One of the great privileges I have as a physician who cares for elders is that I get a chance to hear about people’s lives. I believe in the importance of stories. Each of us is, in essence, a collection of narratives. Every interaction we have with another person is part of a grand narrative – think about family gatherings or getting together with friends: much of the conversation revolves around shared past experiences.
The other important thing about shared narratives is that there is a propensity to tell them over again, even to the same people – which, when they are one’s children, often leads to the well-recognized rolling of the eyes – and, “again – I have heard this, I know this story.”
I often counsel children of aging parents that it is important for the children to listen intently, even to oft-repeated stories. Also when possible, ask clarifying or expanding-subject questions to show the parent that their “story” matters. Years later, one often hears children recount these parental stories with an appreciation that did not exist at the earlier time.
As we look back on our own lives, we can probably identify those critical experiences that may have changed the trajectory of our life choices. Some may have been monumental, as with the loss of an important person, a move from a well-known domicile to a new city or even country. Sometimes it might have been a book or film or musical piece that inspired a latent talent or need as yet unappreciated.
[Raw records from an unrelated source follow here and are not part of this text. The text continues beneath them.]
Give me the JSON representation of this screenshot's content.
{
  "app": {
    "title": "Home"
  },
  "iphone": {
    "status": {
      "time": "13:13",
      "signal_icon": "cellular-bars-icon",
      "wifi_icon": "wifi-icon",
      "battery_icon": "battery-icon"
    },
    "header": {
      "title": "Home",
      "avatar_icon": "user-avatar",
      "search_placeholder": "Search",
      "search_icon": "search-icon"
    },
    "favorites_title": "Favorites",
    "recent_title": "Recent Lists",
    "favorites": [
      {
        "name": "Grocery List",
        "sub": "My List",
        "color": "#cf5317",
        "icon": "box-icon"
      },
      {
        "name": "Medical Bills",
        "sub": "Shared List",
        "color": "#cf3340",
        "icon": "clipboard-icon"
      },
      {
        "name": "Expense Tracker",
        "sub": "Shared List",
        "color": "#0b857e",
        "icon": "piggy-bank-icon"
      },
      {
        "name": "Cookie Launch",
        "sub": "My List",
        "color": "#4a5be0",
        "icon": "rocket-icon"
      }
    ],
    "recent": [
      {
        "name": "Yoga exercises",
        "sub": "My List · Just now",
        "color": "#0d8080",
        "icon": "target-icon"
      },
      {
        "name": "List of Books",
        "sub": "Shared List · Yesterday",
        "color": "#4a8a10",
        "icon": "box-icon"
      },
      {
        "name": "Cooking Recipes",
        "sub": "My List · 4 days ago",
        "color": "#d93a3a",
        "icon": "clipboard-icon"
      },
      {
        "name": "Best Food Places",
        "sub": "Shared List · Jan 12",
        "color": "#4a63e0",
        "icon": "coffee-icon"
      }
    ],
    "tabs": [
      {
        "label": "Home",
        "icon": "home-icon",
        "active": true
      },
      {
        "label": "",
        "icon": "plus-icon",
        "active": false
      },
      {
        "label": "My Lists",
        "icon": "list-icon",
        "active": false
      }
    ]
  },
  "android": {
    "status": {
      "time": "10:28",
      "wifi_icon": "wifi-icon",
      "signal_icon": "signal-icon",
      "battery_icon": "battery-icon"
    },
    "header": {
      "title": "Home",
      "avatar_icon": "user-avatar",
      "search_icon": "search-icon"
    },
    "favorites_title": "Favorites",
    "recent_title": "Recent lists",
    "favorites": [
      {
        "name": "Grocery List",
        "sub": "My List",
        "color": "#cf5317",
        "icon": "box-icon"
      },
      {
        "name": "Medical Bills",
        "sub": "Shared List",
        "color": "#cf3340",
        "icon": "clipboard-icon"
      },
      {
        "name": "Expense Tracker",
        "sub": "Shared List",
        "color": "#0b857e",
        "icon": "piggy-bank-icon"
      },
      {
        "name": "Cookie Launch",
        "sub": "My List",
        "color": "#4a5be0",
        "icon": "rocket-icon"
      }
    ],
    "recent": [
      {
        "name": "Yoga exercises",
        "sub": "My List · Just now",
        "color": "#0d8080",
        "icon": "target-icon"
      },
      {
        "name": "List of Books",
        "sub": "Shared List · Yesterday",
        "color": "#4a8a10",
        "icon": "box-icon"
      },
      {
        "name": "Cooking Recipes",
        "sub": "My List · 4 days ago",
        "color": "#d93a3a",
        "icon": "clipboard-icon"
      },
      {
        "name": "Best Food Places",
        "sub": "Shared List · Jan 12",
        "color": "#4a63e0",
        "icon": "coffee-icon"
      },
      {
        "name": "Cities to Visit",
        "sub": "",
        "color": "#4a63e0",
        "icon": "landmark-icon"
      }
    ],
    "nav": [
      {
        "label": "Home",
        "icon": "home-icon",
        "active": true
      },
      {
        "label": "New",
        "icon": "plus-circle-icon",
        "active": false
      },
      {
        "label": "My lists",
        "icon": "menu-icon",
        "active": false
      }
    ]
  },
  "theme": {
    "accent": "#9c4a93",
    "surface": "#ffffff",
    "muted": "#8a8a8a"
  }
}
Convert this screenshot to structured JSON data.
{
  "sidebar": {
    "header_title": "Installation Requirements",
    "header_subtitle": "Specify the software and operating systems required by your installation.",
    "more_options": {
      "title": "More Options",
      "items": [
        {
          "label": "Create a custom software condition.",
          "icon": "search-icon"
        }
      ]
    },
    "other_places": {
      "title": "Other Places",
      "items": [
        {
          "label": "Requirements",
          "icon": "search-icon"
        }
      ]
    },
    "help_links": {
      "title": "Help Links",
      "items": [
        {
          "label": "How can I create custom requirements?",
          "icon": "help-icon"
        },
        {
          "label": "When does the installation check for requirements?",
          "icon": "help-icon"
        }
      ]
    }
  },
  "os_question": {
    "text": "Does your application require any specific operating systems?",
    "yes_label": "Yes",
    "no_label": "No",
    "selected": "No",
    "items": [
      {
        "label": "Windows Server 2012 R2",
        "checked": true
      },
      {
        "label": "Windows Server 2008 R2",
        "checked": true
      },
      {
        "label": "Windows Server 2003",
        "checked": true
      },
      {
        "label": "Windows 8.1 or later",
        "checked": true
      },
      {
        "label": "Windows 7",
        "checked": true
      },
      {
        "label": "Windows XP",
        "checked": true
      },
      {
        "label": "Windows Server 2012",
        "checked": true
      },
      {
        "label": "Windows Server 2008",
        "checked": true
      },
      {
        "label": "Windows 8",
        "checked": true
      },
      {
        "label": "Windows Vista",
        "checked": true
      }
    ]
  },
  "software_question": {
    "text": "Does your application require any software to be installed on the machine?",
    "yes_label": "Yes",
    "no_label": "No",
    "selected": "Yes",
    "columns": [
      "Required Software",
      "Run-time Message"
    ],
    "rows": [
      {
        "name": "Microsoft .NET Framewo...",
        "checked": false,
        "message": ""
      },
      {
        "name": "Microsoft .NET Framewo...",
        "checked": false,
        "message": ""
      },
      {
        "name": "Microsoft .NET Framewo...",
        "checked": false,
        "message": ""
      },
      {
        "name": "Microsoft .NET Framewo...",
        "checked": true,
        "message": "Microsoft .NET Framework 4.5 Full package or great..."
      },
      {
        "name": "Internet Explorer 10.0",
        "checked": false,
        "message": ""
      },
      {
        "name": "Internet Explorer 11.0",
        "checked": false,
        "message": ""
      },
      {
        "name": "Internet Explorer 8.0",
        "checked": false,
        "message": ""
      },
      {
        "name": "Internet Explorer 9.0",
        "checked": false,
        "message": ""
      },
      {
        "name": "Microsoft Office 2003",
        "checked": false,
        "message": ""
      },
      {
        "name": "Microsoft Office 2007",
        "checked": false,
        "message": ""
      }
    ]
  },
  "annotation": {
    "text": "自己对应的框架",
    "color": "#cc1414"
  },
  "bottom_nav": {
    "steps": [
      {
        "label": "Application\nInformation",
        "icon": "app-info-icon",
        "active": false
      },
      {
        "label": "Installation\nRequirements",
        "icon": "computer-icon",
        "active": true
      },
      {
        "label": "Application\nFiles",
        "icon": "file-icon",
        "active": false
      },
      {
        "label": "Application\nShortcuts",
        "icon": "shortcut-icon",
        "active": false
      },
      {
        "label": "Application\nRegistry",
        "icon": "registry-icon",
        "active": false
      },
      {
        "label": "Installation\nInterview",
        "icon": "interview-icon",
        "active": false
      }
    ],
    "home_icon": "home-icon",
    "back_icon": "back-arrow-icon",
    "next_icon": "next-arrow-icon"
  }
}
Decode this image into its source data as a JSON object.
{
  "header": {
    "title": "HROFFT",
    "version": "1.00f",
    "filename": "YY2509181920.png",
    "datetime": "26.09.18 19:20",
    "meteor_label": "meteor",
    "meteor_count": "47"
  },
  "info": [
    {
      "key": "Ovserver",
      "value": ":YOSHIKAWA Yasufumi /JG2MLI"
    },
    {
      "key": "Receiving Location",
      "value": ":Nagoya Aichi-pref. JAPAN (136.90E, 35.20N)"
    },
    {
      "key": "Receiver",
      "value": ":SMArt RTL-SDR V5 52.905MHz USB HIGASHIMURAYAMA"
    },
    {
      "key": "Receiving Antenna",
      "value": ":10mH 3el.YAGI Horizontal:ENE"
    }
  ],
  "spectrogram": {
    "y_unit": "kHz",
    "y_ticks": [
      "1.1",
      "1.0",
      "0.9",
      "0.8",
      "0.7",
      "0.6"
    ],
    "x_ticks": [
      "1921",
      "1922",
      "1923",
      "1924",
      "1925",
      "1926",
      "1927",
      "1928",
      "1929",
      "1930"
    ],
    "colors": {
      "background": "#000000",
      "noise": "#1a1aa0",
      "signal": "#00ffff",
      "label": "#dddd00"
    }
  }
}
For me, one that was particularly potent in my life was reading the book The Citadel by A.J. Cronin, a Scottish physician/writer. I was all geared up to study engineering, having been raised in a household of a very beloved engineer father and having attended the excellent Brooklyn Technical High School, which provided two hours a day of engineering-related subjects with shops of all kinds so that by the end of the curriculum, there was not an industrial undertaking or process that was completely unfamiliar to the graduates. Using tools and machines, and understanding “how things work,” was how I was raised at home and Tech (as we called it) was the place to master those skills.
And then came The Citadel. I do not recall how I came upon the book. After I read it, I mentioned to a dear friend that I was thinking maybe of medicine instead of engineering, and she said, “You would be a better doctor than engineer.”
That, in essence, was my career counselling – from that conversation to the one during which I told my parents of my career rethinking was only a short period.
Soon after, thanks to the unbelievable liberalism of my parents, I was allowed to take half of my college junior year off and travel around Europe on my own – with the assistance of a small Renault, which, in those days, was a way to re-import a car very inexpensively.
Another critical experience happened toward the end of my trip – while I was living on the wages of a menial job. I met a group of Copenhagen medical students who “adopted” me and took me to the medical school. I realized that students could enjoy medical studies – in contrast to what I had observed among my contemporaries studying medicine in the United States.
Thus my desire to study medicine overseas, which ended up with my studies taking place in Dundee, Scotland – one of the great pieces of luck in my life and, as it turned out, my medical career. Not planned, not imagined, but it happened through a combination of good fortune and happenstance, something that many of us experience throughout life.
It is these stories that I try to elicit from my elderly patients as I try to connect with them at the personal in addition to the medical level.